Although repeated attempts to download Google Chrome met with failure earlier today, I have finally managed to download it and get it installed.
The verdict: Chrome is the fastest HTML browser I have ever used. It renders web pages almost instantly. Moreover, launching the browser takes no time at all, unlike non-IE browsers FireFox and Safari, both of which seem to take a little while to get going when you kick them into gear.
Chrome’s interface is also the least cluttered, with a super-minimal set of controls. Apart from the tabs at the top of the window (similar to IE 7 or Firefox) the default display show only the back and forward navigation buttons, reload, address bar (which doubles as a search field for your preferred search engine) plus two other buttons: page options and customize (which lets you control a very simple set of parameters for the browser like proxy settings).

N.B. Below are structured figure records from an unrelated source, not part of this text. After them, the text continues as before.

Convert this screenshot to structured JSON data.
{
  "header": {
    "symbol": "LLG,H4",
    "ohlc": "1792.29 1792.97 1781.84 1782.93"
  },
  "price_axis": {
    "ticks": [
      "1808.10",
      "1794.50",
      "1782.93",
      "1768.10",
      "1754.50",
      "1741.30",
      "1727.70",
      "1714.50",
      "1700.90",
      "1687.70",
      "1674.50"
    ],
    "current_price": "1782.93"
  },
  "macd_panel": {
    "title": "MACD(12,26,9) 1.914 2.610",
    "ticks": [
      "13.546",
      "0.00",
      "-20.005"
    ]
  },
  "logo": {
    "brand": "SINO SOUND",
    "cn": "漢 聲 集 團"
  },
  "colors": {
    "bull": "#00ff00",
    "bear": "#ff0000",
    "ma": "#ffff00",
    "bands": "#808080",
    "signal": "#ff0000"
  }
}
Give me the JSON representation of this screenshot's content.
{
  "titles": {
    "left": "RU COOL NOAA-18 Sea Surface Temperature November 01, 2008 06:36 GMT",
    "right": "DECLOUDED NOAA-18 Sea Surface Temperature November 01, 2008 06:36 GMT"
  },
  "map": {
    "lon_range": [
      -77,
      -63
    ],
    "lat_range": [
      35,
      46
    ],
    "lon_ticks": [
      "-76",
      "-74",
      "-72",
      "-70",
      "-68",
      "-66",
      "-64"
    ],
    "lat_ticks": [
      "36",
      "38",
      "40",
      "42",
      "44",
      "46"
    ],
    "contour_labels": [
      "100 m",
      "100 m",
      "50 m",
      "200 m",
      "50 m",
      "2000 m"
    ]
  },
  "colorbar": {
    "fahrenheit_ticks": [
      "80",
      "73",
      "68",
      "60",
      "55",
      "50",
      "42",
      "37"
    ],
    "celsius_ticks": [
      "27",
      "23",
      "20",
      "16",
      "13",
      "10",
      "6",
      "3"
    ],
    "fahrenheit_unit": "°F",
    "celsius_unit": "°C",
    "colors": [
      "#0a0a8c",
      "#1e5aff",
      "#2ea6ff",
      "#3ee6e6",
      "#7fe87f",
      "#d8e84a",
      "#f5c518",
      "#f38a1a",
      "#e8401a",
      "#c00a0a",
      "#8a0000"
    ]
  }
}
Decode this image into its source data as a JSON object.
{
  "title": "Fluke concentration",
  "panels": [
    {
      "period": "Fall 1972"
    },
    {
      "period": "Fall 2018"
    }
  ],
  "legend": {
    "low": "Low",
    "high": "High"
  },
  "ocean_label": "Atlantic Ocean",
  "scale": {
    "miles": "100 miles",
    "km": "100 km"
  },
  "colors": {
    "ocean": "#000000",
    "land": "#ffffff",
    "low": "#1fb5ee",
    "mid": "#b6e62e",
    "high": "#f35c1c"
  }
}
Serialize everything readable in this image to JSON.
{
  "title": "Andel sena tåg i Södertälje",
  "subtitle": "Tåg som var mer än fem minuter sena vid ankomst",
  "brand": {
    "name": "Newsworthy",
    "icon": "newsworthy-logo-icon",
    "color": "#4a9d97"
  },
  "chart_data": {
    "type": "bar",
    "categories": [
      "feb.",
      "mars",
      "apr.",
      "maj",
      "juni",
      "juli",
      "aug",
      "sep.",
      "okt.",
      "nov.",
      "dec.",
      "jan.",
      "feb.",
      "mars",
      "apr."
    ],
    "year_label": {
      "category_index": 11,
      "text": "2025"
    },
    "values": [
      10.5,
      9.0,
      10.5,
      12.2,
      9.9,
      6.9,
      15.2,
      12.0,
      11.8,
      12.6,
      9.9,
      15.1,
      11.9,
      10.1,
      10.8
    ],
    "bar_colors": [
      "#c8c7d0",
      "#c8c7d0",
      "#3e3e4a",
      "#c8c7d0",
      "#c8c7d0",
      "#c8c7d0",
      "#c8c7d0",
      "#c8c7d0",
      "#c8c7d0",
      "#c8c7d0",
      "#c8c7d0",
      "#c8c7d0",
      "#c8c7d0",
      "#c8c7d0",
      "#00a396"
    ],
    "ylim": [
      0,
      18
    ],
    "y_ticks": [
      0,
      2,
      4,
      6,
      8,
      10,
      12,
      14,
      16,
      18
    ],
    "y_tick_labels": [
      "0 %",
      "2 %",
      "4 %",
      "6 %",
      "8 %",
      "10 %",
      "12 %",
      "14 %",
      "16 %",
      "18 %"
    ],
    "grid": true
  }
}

Another feature of note is something Google calls Application Shortcuts. This feature lets you save your favourite web application like Hotmail as a shortcut on your desktop, start menu or quicklaunch icon. When you click on that shortcut, the application opens in a dedicated window, without any of the usual browser interface surrounding it. The result is more screen real estate to get your work done, and a separate window instead of a tab. I suppose Google figures that one instance of a browser is great for surfing multiple sites simultaneously through tabs, but that switching between a surfing experience and a website that offers application-like qualities has benefits. It’s probably also a good indication of what Google plans to do later with Chrome.
Lastly, I was delighted to note that Google has embedded spell check in Chrome, which means that the error-handling you’ve come to expect while using Word or Outlook (that little red squiggly underline to show you’ve mis-spelled) is now available to you in any web-based text entry situation – perfect for people who decide to use the Application Shortcuts feature (or for anyone who just hates spelling mistakes!)
So will I be dumping IE for Chrome? No, not yet anyway. Though I love Chrome’s speed, lack of support for ActiveX is still a deal-breaker for me. But you can bet I’ll be watching for some of Chrome’s influence to rub off on IE 8!